The data breach last year at popular hotel chain Marriott has cost the company $28 million so far, and statistics show that those costs will continue to rise well into the 2ndand 3rdyears after the breach happened.
The cost of data breaches for businesses of all sizes has been rising, but they are particularly costly for small businesses with less than 500 employees. This makes IT security services all the more vital to the lifeblood of a company.
A data breach can cost a small business up to 5% of their annual revenue. (IBM Security)
According to IBM’s 2019 Cost of a Data Breach Report, cybercriminals aren’t only going after large companies like Marriott, small businesses are hit especially hard by data breaches. Their losses average over $2.5 million, which can be significant for a company making $50 million or less in annual revenue and make survival after the breach difficult.
In fact, approximately 60% of small businesses have to close their doors within six months of a data breach because they’re not able to fully recover from the financial or reputation impact.
For those other 40% that do survive, data breach costs follow them for years. The IBM report studied the long-tail financial consequences of a data breach and found that just 67% of the total cost happens in the first year, with 22% occurring in the second year after the breach, and 11% of those costs accruing past the second year.
Rising Data Breach Costs & Concerns
Over the past five years, data breach costs have risen 12%, and the average current cost of a breach globally for all businesses of any size is $3.92 million.
What types of costs make up the millions in losses?
- Immediate costs of addressing the breach and removing the malicious code
- Additional IT security to keep the breach from happening again
- Recovery of any data that was lost during the breach
- Downtime costs from lost productivity during the breach response
- Forensics to determine which records were impacted by the breach
- Notification to those whose data was compromised (customers, vendors, etc.)
- Cost of lost business due to lack of trust after a breach
- Fines due for any data security non-compliance (HIPAA, etc.)
The IBM study is one of the most extensive and current.
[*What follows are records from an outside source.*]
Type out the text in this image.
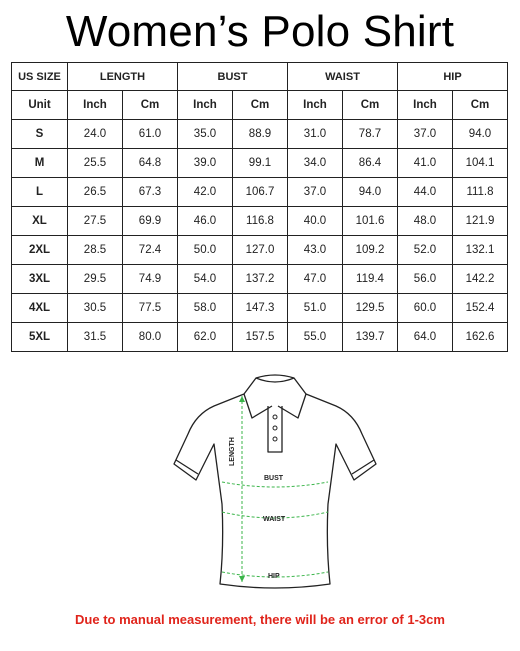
Women’s Polo Shirt
US SIZE	LENGTH		BUST		WAIST		HIP	
Unit	Inch	Cm	Inch	Cm	Inch	Cm	Inch	Cm
S	24.0	61.0	35.0	88.9	31.0	78.7	37.0	94.0
M	25.5	64.8	39.0	99.1	34.0	86.4	41.0	104.1
L	26.5	67.3	42.0	106.7	37.0	94.0	44.0	111.8
XL	27.5	69.9	46.0	116.8	40.0	101.6	48.0	121.9
2XL	28.5	72.4	50.0	127.0	43.0	109.2	52.0	132.1
3XL	29.5	74.9	54.0	137.2	47.0	119.4	56.0	142.2
4XL	30.5	77.5	58.0	147.3	51.0	129.5	60.0	152.4
5XL	31.5	80.0	62.0	157.5	55.0	139.7	64.0	162.6
LENGTH
BUST
WAIST
HIP
Due to manual measurement, there will be an error of 1-3cm
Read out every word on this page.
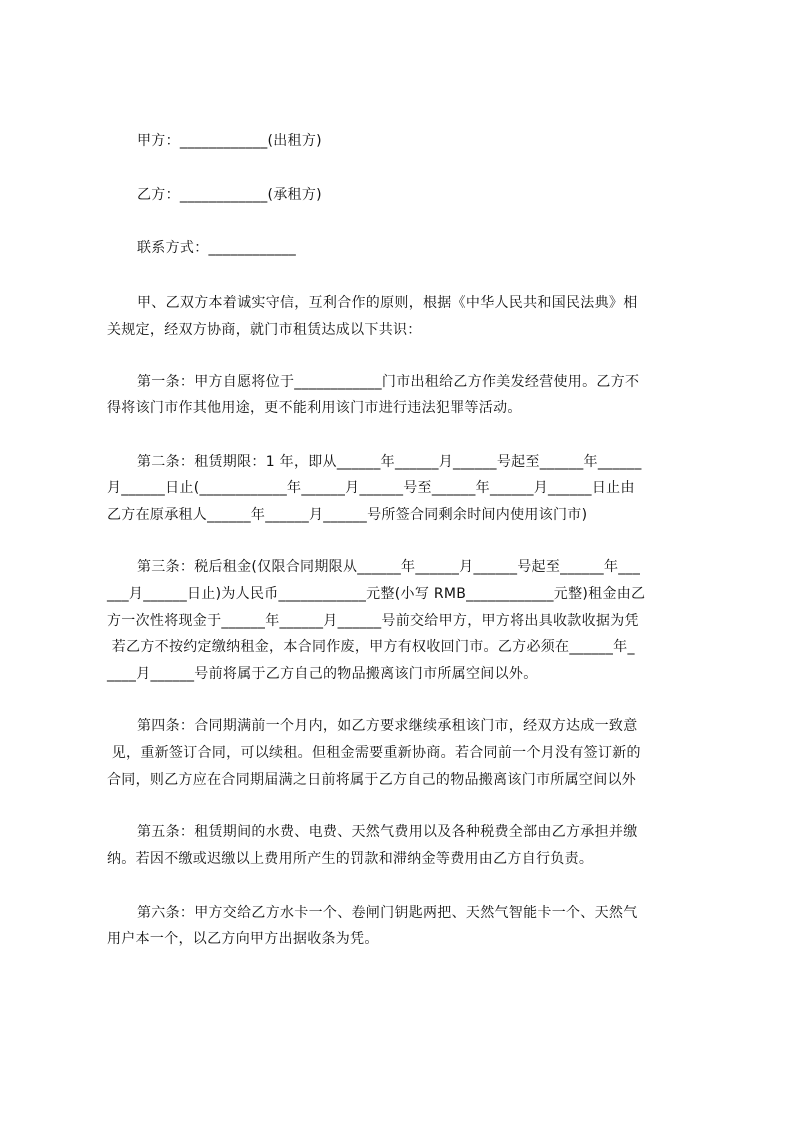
甲方：____________(出租方)
乙方：____________(承租方)
联系方式：____________
甲、乙双方本着诚实守信，互利合作的原则，根据《中华人民共和国民法典》相
关规定，经双方协商，就门市租赁达成以下共识：
第一条：甲方自愿将位于____________门市出租给乙方作美发经营使用。乙方不
得将该门市作其他用途，更不能利用该门市进行违法犯罪等活动。
第二条：租赁期限：1 年，即从______年______月______号起至______年______
月______日止(____________年______月______号至______年______月______日止由
乙方在原承租人______年______月______号所签合同剩余时间内使用该门市)
第三条：税后租金(仅限合同期限从______年______月______号起至______年___
___月______日止)为人民币____________元整(小写 RMB____________元整)租金由乙
方一次性将现金于______年______月______号前交给甲方，甲方将出具收款收据为凭
若乙方不按约定缴纳租金，本合同作废，甲方有权收回门市。乙方必须在______年_
____月______号前将属于乙方自己的物品搬离该门市所属空间以外。
第四条：合同期满前一个月内，如乙方要求继续承租该门市，经双方达成一致意
见，重新签订合同，可以续租。但租金需要重新协商。若合同前一个月没有签订新的
合同，则乙方应在合同期届满之日前将属于乙方自己的物品搬离该门市所属空间以外
第五条：租赁期间的水费、电费、天然气费用以及各种税费全部由乙方承担并缴
纳。若因不缴或迟缴以上费用所产生的罚款和滞纳金等费用由乙方自行负责。
第六条：甲方交给乙方水卡一个、卷闸门钥匙两把、天然气智能卡一个、天然气
用户本一个，以乙方向甲方出据收条为凭。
They interview over 500 companies around the world that have been victims of a breach within the past year, so the costs and other data are based upon recent figures.
Key findings of their report include:
- Most breaches are malicious:50% of data breaches result from malicious cyberattacks.
- Large breaches are less common:Large data breaches (more than 1 million records) are less common, but very costly at $42 million on average.
- Being prepared pays off:Companies with a practiced incident response team reduce their data breach costs by $1.23 million.
- S. companies pay the most:Data breaches cost the most for U.S. businesses, with an average cost of $8.19 million, more than double the global average.
- Healthcare is hit the hardest:The healthcare industry continues to be the hardest hit by costs, paying over 60% more than other industries.
Factors that Can Reduce or Increase Your Data Breach Costs
One of the biggest cost savers when it comes to a data breach is the speed and efficiency at which a company responds to that breach. The average breach lifecycle is 279 days, with companies taking 206 days to first identify the breach after it happens.
Companies that that can detect and contain the breach faster saved $1.2 million in the cost of the data breach.
What other factors can help you reduce costs of a data breach at your business?
According to the IBM report, here are the top six factors that can help you save:
- Forming an incident response team ($360,000 savings)
- Extensive use of encryption ($360,000 savings)
- Extensive testing of your incident response plan ($320,000 savings)
- Business continuity management ($280,000 savings)
- DevSecOps approach ($280,000 savings)
- Employee training ($270,000 savings)
On the flip side of that, there are factors that will increase costs if you have a data breach, so identifying these and addressing them now through a security risk assessment before a breach happens is an important way to protect your business.
Factors that increase data breach costs include:
- Compliance failures ($350,000 more in costs)
- Extensive cloud migration ($300,000 more in costs)
- System complexity ($290,000 more in costs)
- Operational Technology (OT) infrastructure ($260,000 more in costs)
- Extensive use of mobile platforms ($240,000 more in costs)
What Steps Should I Take to Reduce My Risk?
Unfortunately, data breaches are big business for cybercriminals, so they continue to be a major area of concern for every company. The trend has shown that data breach incidents continue to rise, so taking steps to reduce risk can help minimize chances for a breach and losses if one occurs.
Preventing a data breach from occurring in the first place is the best-case scenario. This step involves assessing weaknesses in your data security, so you’ll know where to employ stronger cybersecurity procedures and policies.
Once you’ve identified areas of risk for unauthorized entry into a device or network, you can choose the systems, applications, and measures to address them and create a stronger overall defense.
Creating an Incident Response Team and automating and thoroughly testing your data breach response plan has been shown to dramatically decrease the financial impact of a breach.
In the aftermath of a data breach, learn from your experience. Review your response plan, what went well, and what could be improved.